The title sonata originally designated music that was to be played rather than sung. The baroque sonata developed in two parallel forms. The first, the sonata da chiesa or church sonata, was generally of four movements in the order slow-fast-slow-fast, the faster movements fugal in character. The second, the sonata da camera or chamber sonata, was in essence a dance suite. Sonatas of this kind might be played by a melodic instrument with basso continuo or with a realised keyboard part, or in the form of trio sonatas, with two melody instruments and basso continuo, therefore normally involving four players.

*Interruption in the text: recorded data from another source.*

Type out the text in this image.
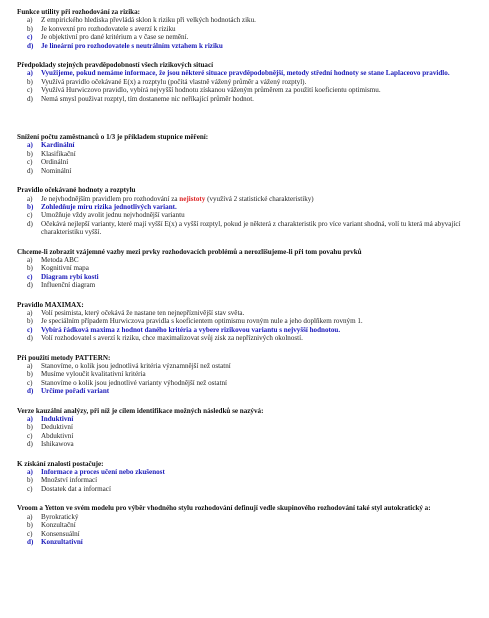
Funkce utility při rozhodování za rizika:
a)	Z empirického hlediska převládá sklon k riziku při velkých hodnotách ziku.
b)	Je konvexní pro rozhodovatele s averzí k riziku
c)	Je objektivní pro dané kritérium a v čase se nemění.
d)	Je lineární pro rozhodovatele s neutrálním vztahem k riziku
Předpoklady stejných pravděpodobností všech rizikových situací
a)	Využijeme, pokud nemáme informace, že jsou některé situace pravděpodobnější, metody střední hodnoty se stane Laplaceovo pravidlo.
b)	Využívá pravidlo očekávané E(x) a rozptylu (počítá vlastně vážený průměr a vážený rozptyl).
c)	Využívá Hurwiczovo pravidlo, vybírá nejvyšší hodnotu získanou váženým průměrem za použití koeficientu optimismu.
d)	Nemá smysl použivat rozptyl, tím dostaneme nic neříkající průměr hodnot.
Snížení počtu zaměstnanců o 1/3 je příkladem stupnice měření:
a)	Kardinální
b)	Klasifikační
c)	Ordinální
d)	Nominální
Pravidlo očekávané hodnoty a rozptylu
a)	Je nejvhodnějším pravidlem pro rozhodování za nejistoty (využívá 2 statistické charakteristiky)
b)	Zohledňuje míru rizika jednotlivých variant.
c)	Umožňuje vždy avolit jednu nejvhodnější variantu
d)	Očekává nejlepší varianty, které mají vyšší E(x) a vyšší rozptyl, pokud je některá z charakteristik pro více variant shodná, volí tu která má abyvající charakteristiku vyšší.
Chceme-li zobrazit vzájemné vazby mezi prvky rozhodovacích problémů a nerozlišujeme-li při tom povahu prvků
a)	Metoda ABC
b)	Kognitivní mapa
c)	Diagram rybí kosti
d)	Influenční diagram
Pravidlo MAXIMAX:
a)	Volí pesimista, který očekává že nastane ten nejnepříznivější stav světa.
b)	Je speciálním případem Hurwiczova pravidla s koeficientem optimismu rovným nule a jeho doplňkem rovným 1.
c)	Vybírá řádková maxima z hodnot daného kritéria a vybere rizikovou variantu s nejvyšší hodnotou.
d)	Volí rozhodovatel s averzí k riziku, chce maximalizovat svůj zisk za nepříznivých okolností.
Při použití metody PATTERN:
a)	Stanovíme, o kolik jsou jednotlivá kritéria významnější než ostatní
b)	Musíme vyloučit kvalitativní kritéria
c)	Stanovíme o kolik jsou jednotlivé varianty výhodnější než ostatní
d)	Určíme pořadí variant
Verze kauzální analýzy, při níž je cílem identifikace možných následků se nazývá:
a)	Induktivní
b)	Deduktivní
c)	Abduktivní
d)	Ishikawova
K získání znalosti postačuje:
a)	Informace a proces učení nebo zkušenost
b)	Množství informací
c)	Dostatek dat a informací
Vroom a Yetton ve svém modelu pro výběr vhodného stylu rozhodování definují vedle skupinového rozhodování také styl autokratický a:
a)	Byrokratický
b)	Konzultační
c)	Konsensuální
d)	Konzultativní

The classical sonata, instrumental music again generally in several movements, might involve one or more instruments. There was in particular a development of the solo keyboard sonata, from Carl Philipp Emanuel Bach to Beethoven. Duo sonatas, generally using a keyboard instrument and a melody instrument, developed from an earlier form in which the melody instrument predominated to a form in which the keyboard assumed greater importance, with an optional accompaniment from a melody instrument. Greater degrees of equality between the two were achieved in the later violin sonatas of Mozart and the violin sonatas and cello sonatas of Beethoven.
The 19th century brought an expansion of the sonata and greater freedom in the treatment of existing forms, often with more considerable technical demands on performers, as in the violin and piano sonatas and cello and piano sonatas of Brahms.